10.7.24 — A Taste for Collecting
Say what you will about the Elizabeth and Jean-Marie Eveillard collection at the Morgan Library: the collectors have taste.
No doubt they must if they are to go about their self-appointed task, but they have good taste in museums, too. They had the taste to contribute to the Frick Collection, which displayed their gift just last year. Now they continue as donors to another of New York’s most treasured enclaves. The gift brings just over two dozen drawings to the Morgan, from the Baroque through early Modernism, through October 6, just in time for the Moore gift to the Morgan (and my apologies if you just missed it)—and I bring my reports of both together as a longer review and my latest upload. If it is a touch tasteful, you will understand. Just do not mistake a welcome plainness and discipline for good taste.
Those who caught the Eveillard gift at the Frick will know it all but exclusively for decorative art. That suited an institution in its temporary quarters on Madison Avenue, with separate rooms for decorative art. What, then, should one expect for J. P. Morgan’s domain as himself a collector? Would the drawings run once more to excess or rather to another side of the decorative arts—academicism in place of experiment. In the end, sobriety wins out, and it need not be all that tasteful. It illuminates how much study goes into seemingly wilder art.
Peter Paul Rubens brings his usual sweeping gestures and creative excess to a biblical scene, with alternative compositions that collide on a single sheet on their way into the sky. Something of his musculature and movement appears as well in John the Baptist by a lesser artist, Tanzio da Varallo, around 1620. What, then, should one make of a seated woman in a sober dress by Juan Gris, without a trace of Cubist fragmentation? Tired of the repetition and contortions in sculpture by Auguste Rodin? Here a female nude lies asleep. The composition follows that of a standing nude regardless, with her head above her feet, and a second pair of legs show the artist finding his way and bringing her awake.
Artists, then, had work to do on their way to paintings and prints. Some never get all that far, and the show has its share of minor names and failures. Rembrandt focuses on an emotionally and morally laden moment, Judas returning the thirty pieces of silver, but it is less than memorable. Others, though, revel in restraint. Antoine Watteau often does, while inventing Rococo lightness, but what of Romanticism and Théodore Géricault? Soon after The Raft of the Medusa, with its the heroics on the verge of death, he sketched ordinary workers unloading a cart.
As with Géricault, plain and simple may be in service of sympathy with those that art might easily have left out. Paul Signac poses his grandfather, mother, and maid for The Dining Rome. Eugène Delacroix tones down the action for his caretaker, Guercino for a Moor. Paul Gauguin abandons his mythic women for a Tahitian child. Jean-Baptiste Greuze dispenses for once with his moralism for a cook reading. The engraver who received the drawing called her a thief, but she looks absorbed in her work and her imagination.

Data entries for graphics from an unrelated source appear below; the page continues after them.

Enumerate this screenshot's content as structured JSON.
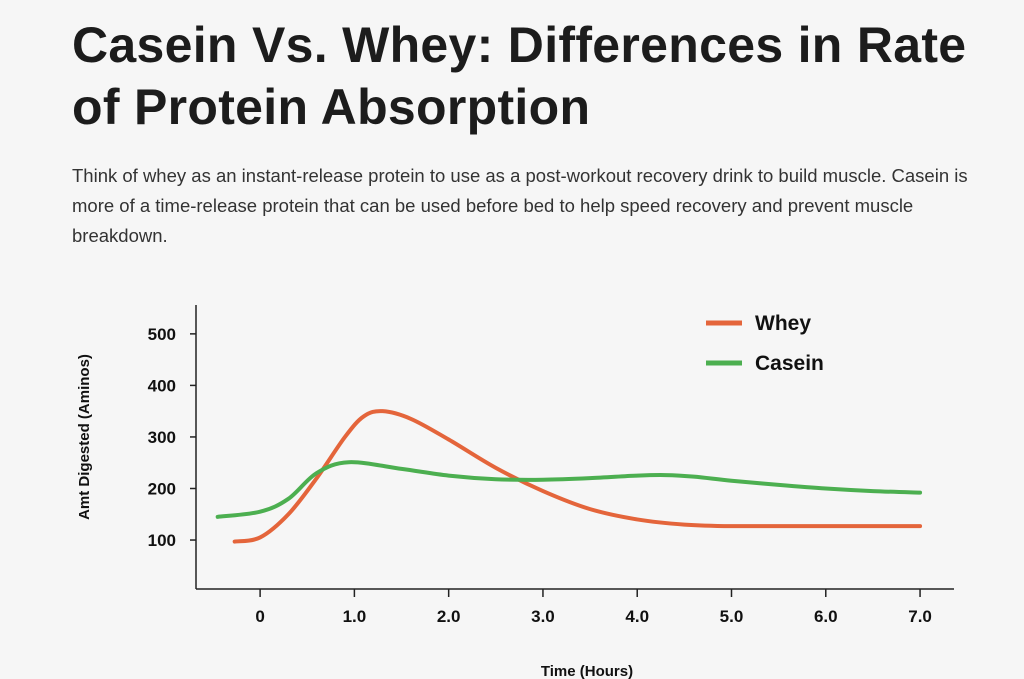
{
  "header": {
    "title": "Casein Vs. Whey: Differences in Rate of Protein Absorption",
    "description": "Think of whey as an instant-release protein to use as a post-workout recovery drink to build muscle. Casein is more of a time-release protein that can be used before bed to help speed recovery and prevent muscle breakdown."
  },
  "chart_data": {
    "type": "line",
    "title": "",
    "xlabel": "Time (Hours)",
    "ylabel": "Amt Digested (Aminos)",
    "xlim": [
      -0.68,
      7.36
    ],
    "ylim": [
      5,
      556
    ],
    "xticks": [
      0,
      1,
      2,
      3,
      4,
      5,
      6,
      7
    ],
    "xtick_labels": [
      "0",
      "1.0",
      "2.0",
      "3.0",
      "4.0",
      "5.0",
      "6.0",
      "7.0"
    ],
    "yticks": [
      100,
      200,
      300,
      400,
      500
    ],
    "ytick_labels": [
      "100",
      "200",
      "300",
      "400",
      "500"
    ],
    "grid": false,
    "legend_position": "top-right",
    "series": [
      {
        "name": "Whey",
        "color": "#e4653b",
        "x": [
          -0.27,
          0,
          0.3,
          0.6,
          0.9,
          1.1,
          1.3,
          1.6,
          2.0,
          2.5,
          3.0,
          3.5,
          4.0,
          4.5,
          5.0,
          6.0,
          7.0
        ],
        "y": [
          97,
          105,
          150,
          220,
          300,
          340,
          350,
          335,
          295,
          240,
          195,
          160,
          140,
          130,
          127,
          127,
          127
        ]
      },
      {
        "name": "Casein",
        "color": "#4caf50",
        "x": [
          -0.45,
          0,
          0.3,
          0.6,
          0.94,
          1.5,
          2.0,
          2.5,
          3.0,
          3.5,
          4.0,
          4.3,
          4.6,
          5.0,
          5.5,
          6.0,
          6.5,
          7.0
        ],
        "y": [
          145,
          155,
          180,
          230,
          251,
          238,
          225,
          218,
          217,
          220,
          225,
          226,
          223,
          215,
          207,
          200,
          195,
          192
        ]
      }
    ]
  }
}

More often still, the artists worked from studies because that is what they do. John Constable takes care for layers of landscape, but Pierre-Auguste Renoir in watercolor can linger on a handful of clouds or trees, too. Jacob Jordaens in the Baroque and Georges Seurat in Post-Impressionism alike show standing figures from behind, in full weight. Those who know his drawings will know how much his art depends on the discipline of Conte crayon in black and white. For Edgar Degas, every painting is akin to a study, here with wild horses rather than dancers. For Paul Cézanne, the interplay of experiment and experience is the essence of art.
There have been better drawings and more ambitious exhibitions. The Eveillard gift to the Frick already had me thinking of how much finer it will look integrated into the Frick mansion as context for art. Still, it gets at space between experiment and experience. A dreamer by Odilon Redon from 1898 surrenders herself to her dream, but she seems so still, and she could be looking inward or observing the sky. A swash of white could be an emblem of surrender, a bird, or a cloud. She is of a piece with the readers and observers in work to every side.